Americans are naturally focused on the counterinsurgency work being performed by our forces in Afghanistan and to a lesser extent in other areas of radical Islamist activity (e.g., Yemen and Pakistan). But there are many other insurgencies raging around the world and quite a few of them are primarily criminal not political. That is certainly the case in Mexico and Brazil — both countries that have seen their authority challenged by powerful gangs of drug traffickers.
Many of the same principles that apply in Afghanistan or Iraq also need to be observed in those countries. Chief among them is the importance of follow-through — the need to do not just “clear” operations but “clear, hold, and build.” That is something that U.S. forces have struggled with in the past, as have many other armed forces. Pakistan, for example, has not followed through in the Swat Valley, where its army attacked militants last year. There has been insufficient development aid or security to keep the extremists from coming back.

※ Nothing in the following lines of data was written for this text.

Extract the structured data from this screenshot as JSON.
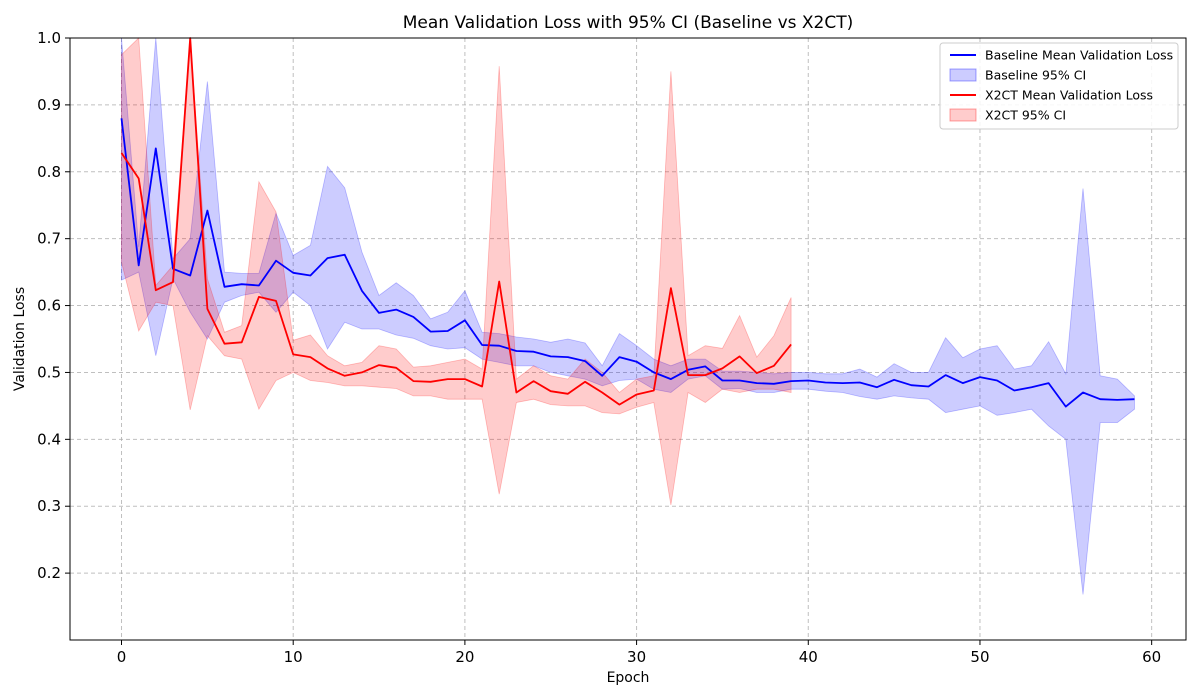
{
  "chart_data": {
    "type": "line",
    "title": "Mean Validation Loss with 95% CI (Baseline vs X2CT)",
    "xlabel": "Epoch",
    "ylabel": "Validation Loss",
    "xlim": [
      -3,
      62
    ],
    "ylim": [
      0.1,
      1.0
    ],
    "xticks": [
      0,
      10,
      20,
      30,
      40,
      50,
      60
    ],
    "yticks": [
      0.2,
      0.3,
      0.4,
      0.5,
      0.6,
      0.7,
      0.8,
      0.9,
      1.0
    ],
    "xtick_labels": [
      "0",
      "10",
      "20",
      "30",
      "40",
      "50",
      "60"
    ],
    "ytick_labels": [
      "0.2",
      "0.3",
      "0.4",
      "0.5",
      "0.6",
      "0.7",
      "0.8",
      "0.9",
      "1.0"
    ],
    "grid": true,
    "legend_position": "top-right",
    "series": [
      {
        "name": "Baseline Mean Validation Loss",
        "ci_name": "Baseline 95% CI",
        "color": "#0000ff",
        "x": [
          0,
          1,
          2,
          3,
          4,
          5,
          6,
          7,
          8,
          9,
          10,
          11,
          12,
          13,
          14,
          15,
          16,
          17,
          18,
          19,
          20,
          21,
          22,
          23,
          24,
          25,
          26,
          27,
          28,
          29,
          30,
          31,
          32,
          33,
          34,
          35,
          36,
          37,
          38,
          39,
          40,
          41,
          42,
          43,
          44,
          45,
          46,
          47,
          48,
          49,
          50,
          51,
          52,
          53,
          54,
          55,
          56,
          57,
          58,
          59
        ],
        "mean": [
          0.88,
          0.66,
          0.835,
          0.655,
          0.645,
          0.742,
          0.628,
          0.632,
          0.63,
          0.667,
          0.649,
          0.645,
          0.671,
          0.676,
          0.622,
          0.589,
          0.594,
          0.583,
          0.561,
          0.562,
          0.578,
          0.541,
          0.54,
          0.532,
          0.531,
          0.524,
          0.523,
          0.517,
          0.495,
          0.523,
          0.516,
          0.5,
          0.49,
          0.504,
          0.509,
          0.488,
          0.488,
          0.484,
          0.483,
          0.487,
          0.488,
          0.485,
          0.484,
          0.485,
          0.478,
          0.489,
          0.481,
          0.479,
          0.496,
          0.484,
          0.493,
          0.488,
          0.473,
          0.478,
          0.484,
          0.449,
          0.47,
          0.46,
          0.459,
          0.46
        ],
        "lower": [
          0.638,
          0.65,
          0.525,
          0.64,
          0.59,
          0.55,
          0.605,
          0.615,
          0.62,
          0.59,
          0.62,
          0.6,
          0.535,
          0.575,
          0.565,
          0.565,
          0.556,
          0.551,
          0.54,
          0.535,
          0.537,
          0.52,
          0.515,
          0.51,
          0.51,
          0.5,
          0.495,
          0.49,
          0.48,
          0.488,
          0.49,
          0.475,
          0.47,
          0.49,
          0.495,
          0.475,
          0.476,
          0.47,
          0.47,
          0.475,
          0.475,
          0.472,
          0.47,
          0.464,
          0.46,
          0.465,
          0.462,
          0.46,
          0.44,
          0.445,
          0.45,
          0.436,
          0.44,
          0.445,
          0.42,
          0.4,
          0.168,
          0.425,
          0.425,
          0.445
        ],
        "upper": [
          1.0,
          0.688,
          1.0,
          0.67,
          0.7,
          0.935,
          0.65,
          0.648,
          0.648,
          0.738,
          0.675,
          0.69,
          0.808,
          0.776,
          0.68,
          0.615,
          0.634,
          0.615,
          0.58,
          0.59,
          0.622,
          0.56,
          0.558,
          0.553,
          0.55,
          0.545,
          0.55,
          0.544,
          0.51,
          0.558,
          0.54,
          0.52,
          0.51,
          0.52,
          0.52,
          0.502,
          0.502,
          0.5,
          0.498,
          0.5,
          0.5,
          0.498,
          0.498,
          0.505,
          0.493,
          0.513,
          0.5,
          0.5,
          0.552,
          0.522,
          0.535,
          0.54,
          0.505,
          0.51,
          0.546,
          0.498,
          0.775,
          0.495,
          0.49,
          0.465
        ]
      },
      {
        "name": "X2CT Mean Validation Loss",
        "ci_name": "X2CT 95% CI",
        "color": "#ff0000",
        "x": [
          0,
          1,
          2,
          3,
          4,
          5,
          6,
          7,
          8,
          9,
          10,
          11,
          12,
          13,
          14,
          15,
          16,
          17,
          18,
          19,
          20,
          21,
          22,
          23,
          24,
          25,
          26,
          27,
          28,
          29,
          30,
          31,
          32,
          33,
          34,
          35,
          36,
          37,
          38,
          39
        ],
        "mean": [
          0.828,
          0.79,
          0.623,
          0.635,
          1.0,
          0.595,
          0.543,
          0.545,
          0.613,
          0.607,
          0.527,
          0.523,
          0.506,
          0.495,
          0.5,
          0.511,
          0.507,
          0.487,
          0.486,
          0.49,
          0.49,
          0.479,
          0.636,
          0.47,
          0.487,
          0.472,
          0.468,
          0.486,
          0.47,
          0.452,
          0.467,
          0.473,
          0.626,
          0.496,
          0.496,
          0.506,
          0.524,
          0.499,
          0.51,
          0.542
        ],
        "lower": [
          0.665,
          0.562,
          0.605,
          0.6,
          0.444,
          0.555,
          0.525,
          0.52,
          0.445,
          0.488,
          0.5,
          0.488,
          0.485,
          0.48,
          0.48,
          0.478,
          0.476,
          0.465,
          0.465,
          0.46,
          0.46,
          0.46,
          0.318,
          0.455,
          0.46,
          0.452,
          0.45,
          0.45,
          0.44,
          0.438,
          0.448,
          0.455,
          0.302,
          0.47,
          0.455,
          0.475,
          0.47,
          0.475,
          0.475,
          0.47
        ],
        "upper": [
          0.975,
          1.0,
          0.63,
          0.66,
          1.0,
          0.64,
          0.56,
          0.57,
          0.785,
          0.74,
          0.548,
          0.556,
          0.525,
          0.51,
          0.515,
          0.54,
          0.535,
          0.508,
          0.51,
          0.515,
          0.52,
          0.505,
          0.958,
          0.49,
          0.51,
          0.495,
          0.49,
          0.52,
          0.5,
          0.47,
          0.49,
          0.495,
          0.95,
          0.525,
          0.54,
          0.536,
          0.585,
          0.523,
          0.555,
          0.612
        ]
      }
    ]
  }
}
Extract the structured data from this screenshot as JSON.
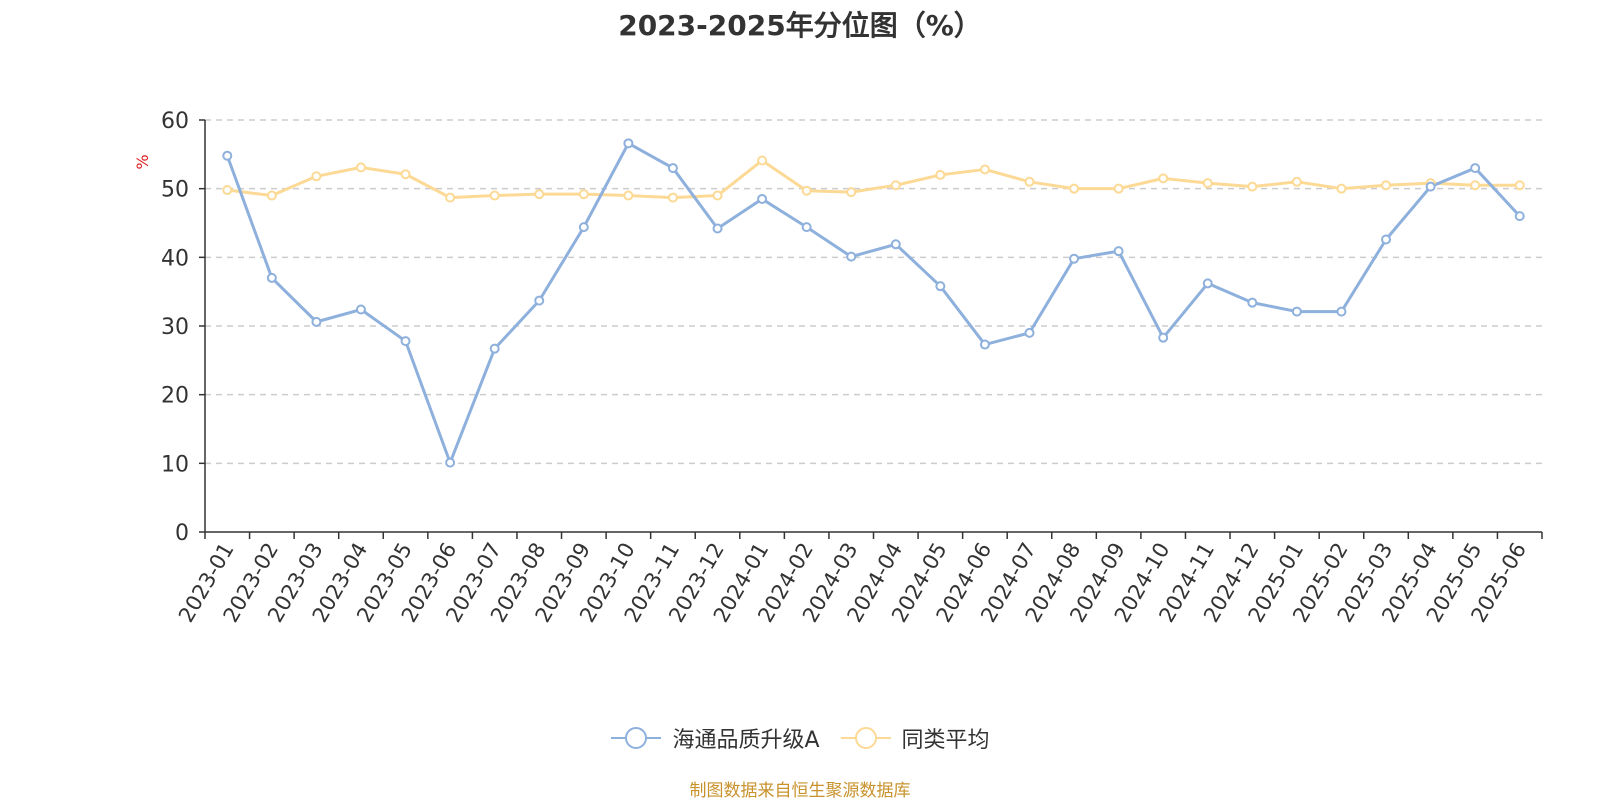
{
  "title": "2023-2025年分位图（%）",
  "footer": "制图数据来自恒生聚源数据库",
  "colors": {
    "series_a": "#8eb0dc",
    "series_b": "#fcd995",
    "axis": "#333333",
    "grid": "#cccccc",
    "unit": "#e02020",
    "footer": "#c8922c"
  },
  "chart_data": {
    "type": "line",
    "title": "2023-2025年分位图（%）",
    "ylabel": "%",
    "xlabel": "",
    "ylim": [
      0,
      60
    ],
    "yticks": [
      0,
      10,
      20,
      30,
      40,
      50,
      60
    ],
    "grid": true,
    "legend_position": "bottom-center",
    "categories": [
      "2023-01",
      "2023-02",
      "2023-03",
      "2023-04",
      "2023-05",
      "2023-06",
      "2023-07",
      "2023-08",
      "2023-09",
      "2023-10",
      "2023-11",
      "2023-12",
      "2024-01",
      "2024-02",
      "2024-03",
      "2024-04",
      "2024-05",
      "2024-06",
      "2024-07",
      "2024-08",
      "2024-09",
      "2024-10",
      "2024-11",
      "2024-12",
      "2025-01",
      "2025-02",
      "2025-03",
      "2025-04",
      "2025-05",
      "2025-06"
    ],
    "series": [
      {
        "name": "海通品质升级A",
        "color": "#8eb0dc",
        "values": [
          54.8,
          37.0,
          30.6,
          32.4,
          27.8,
          10.1,
          26.7,
          33.7,
          44.4,
          56.6,
          53.0,
          44.2,
          48.5,
          44.4,
          40.1,
          41.9,
          35.8,
          27.3,
          29.0,
          39.8,
          40.9,
          28.3,
          36.2,
          33.4,
          32.1,
          32.1,
          42.6,
          50.3,
          53.0,
          46.0
        ]
      },
      {
        "name": "同类平均",
        "color": "#fcd995",
        "values": [
          49.8,
          49.0,
          51.8,
          53.1,
          52.1,
          48.7,
          49.0,
          49.2,
          49.2,
          49.0,
          48.7,
          49.0,
          54.1,
          49.7,
          49.5,
          50.5,
          52.0,
          52.8,
          51.0,
          50.0,
          50.0,
          51.5,
          50.8,
          50.3,
          51.0,
          50.0,
          50.5,
          50.8,
          50.5,
          50.5
        ]
      }
    ]
  }
}
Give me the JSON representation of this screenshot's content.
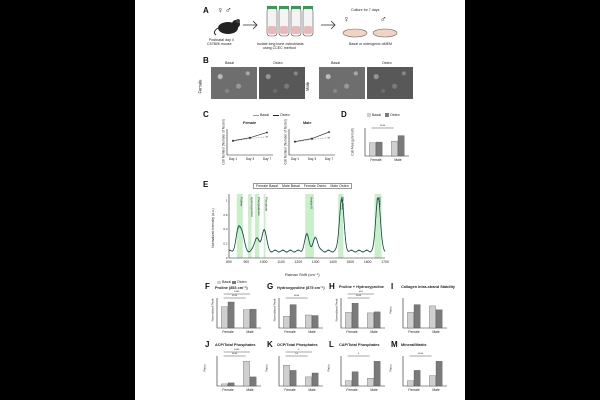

I fear that Brazil might be making the same mistake when I read about its army and police making a celebrated sweep through the Alemão shantytown in Rio de Janiero — an area that has long been dominated by criminal gangs. My concern stems from this detail in a New York Times account of the recent operations:
It was also unclear how long the military and the police planned to stay, or how long they could.
Mr. Beltrame, Rio’s security secretary and the architect of the pacification program, has previously said that he did not expect to have enough officers to occupy either Alemão or Rocinha, another violent slum overhanging the city’s affluent South Zone, until next year.
If there are not enough forces to occupy the slum, then why bother clearing it in the first place? Odds are that the gangs will just come back and wreak vengeance on anyone who was seen as helping the forces of law and order. That, at least, has been the American experience in Iraq and Afghanistan. Countries such as Brazil would do well to study the lessons of counterinsurgency as they battle criminals on their own turf.